1/
Hidup secara baik bukan pilihan, namun sebuah keharusan. Oleh karena itu, hidup secara baik harus kita pahami dalam kerangka berpikir yang berganda: baik-internal untuk diri kita dan baik-eksternal untuk di luar diri kita. Keduanya akan menjadi kebaikan hidup apabila berjalan bersama. Ketika seorang suami atau seorang istri, misalnya, berada dalam kesepakatan satu rumah tangga, yang seharusnya dilakukan adalah mencipta hidup dengan menjalankan hidup yang baik dalam satu pasangan. Mereka yang pada awalnya dibentuk melalui sebuah pertemuan dua "diri-internal", lalu diresmikan melalui institusi agama dan negara, harus menerima penyatuan "diri-internal" mereka ke dalam penyerahan utuh bernama pasangan hidup.
Kata "pasangan" selalu kita letakkan dalam pemahamannya dengan kata "serasi", "harmonis", "ideal", juga dengan kata "romantis". Kesemua kata itu menjadi tujuan yang ingin dicapai oleh "pasangan", sehingga muncul istilah "sepasang yang serasi-harmonis-ideal-romantis". Akan tetapi, kata "pasangan" dapat saja berubah maknanya apabila salah satu dari "diri-internal" itu mencari "pasangan" yang semata untuk kepentingan memenuhi kebutuhan internalnya. Ketika seorang suami meletakkan istrinya (atau sebaliknya) hanya untuk pemenuhan kebutuhan jasmani maupun rohani internalnya saja, maka sesungguhnya suami (atau istri) itu tak lebih memandang pasangannnya sebagai pemenuh kebutuhan. Salah satunya bisa mengalami objektifikasi, bahkan secara tidak sadar dapat menjadi eksploitasi demi kesenangan internal. "Suami-yang-melindungi" atau "isitri-yang-melayani" sering kali digunakan sebagai alat internal untuk "menggenggam" objek dalam kekuasaannya.
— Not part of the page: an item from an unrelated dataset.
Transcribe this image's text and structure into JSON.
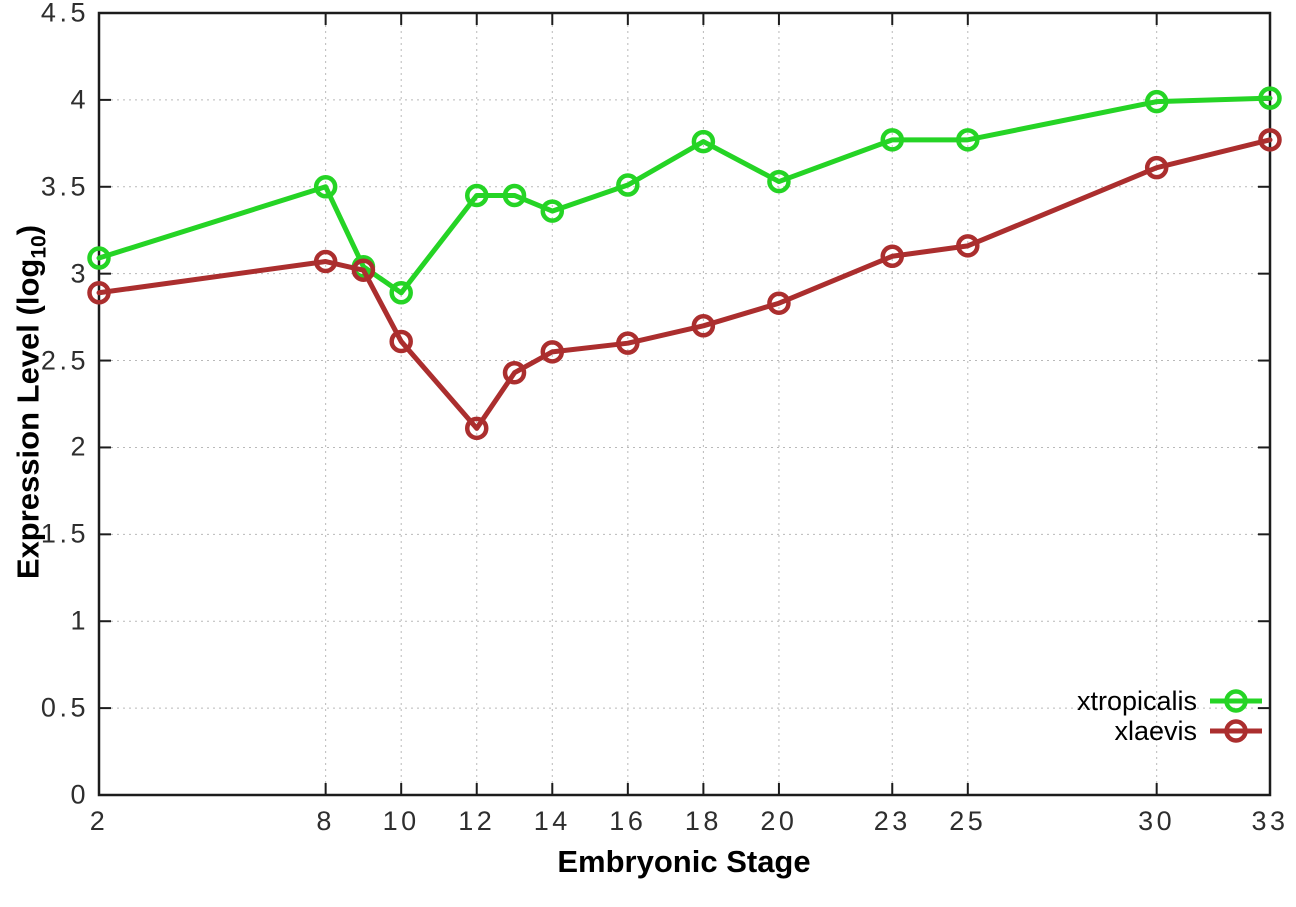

Sudah seharusnya kata "melindungi" atau "melayani" terlepas dari pengertian mengatur, mendikte, memaksa, dan mengekang. Kedua kata itu seyogyanya hadir sebagai kehendak untuk menjaga, menghormati, dan mendudukan "diri-internal" masing-masing sebagai sosok yang bermakna.
2/
Benarlah kata penyair Sapardi Djoko Damono yang pernah berucap, "Perjalanan kita selama ini ternyata tanpa tanda baca/tak ada huruf kapital di awalnya". Separah itukah perjalanan hidup manusia selama ini tanpa jeda sehingga lupa berpikir dan menjadi manusia yang tidak mau berpikir untuk melakukan sesuatu yang "besar" maknanya bagi orang lain? Sesuatu yang "besar" itu menjadi amat relatif sifatnya untuk masing-masing diri kita.
Ketika kita berucap "aku kangen kamu", ucapan ini menjadi amat besar maknanya untuk dua orang yang ingin bertemu. Dari ucapan "aku kangen kamu" itu lah hidup secara baik sebenarnya dapat bermula. Tentu saja tanpa "senewen".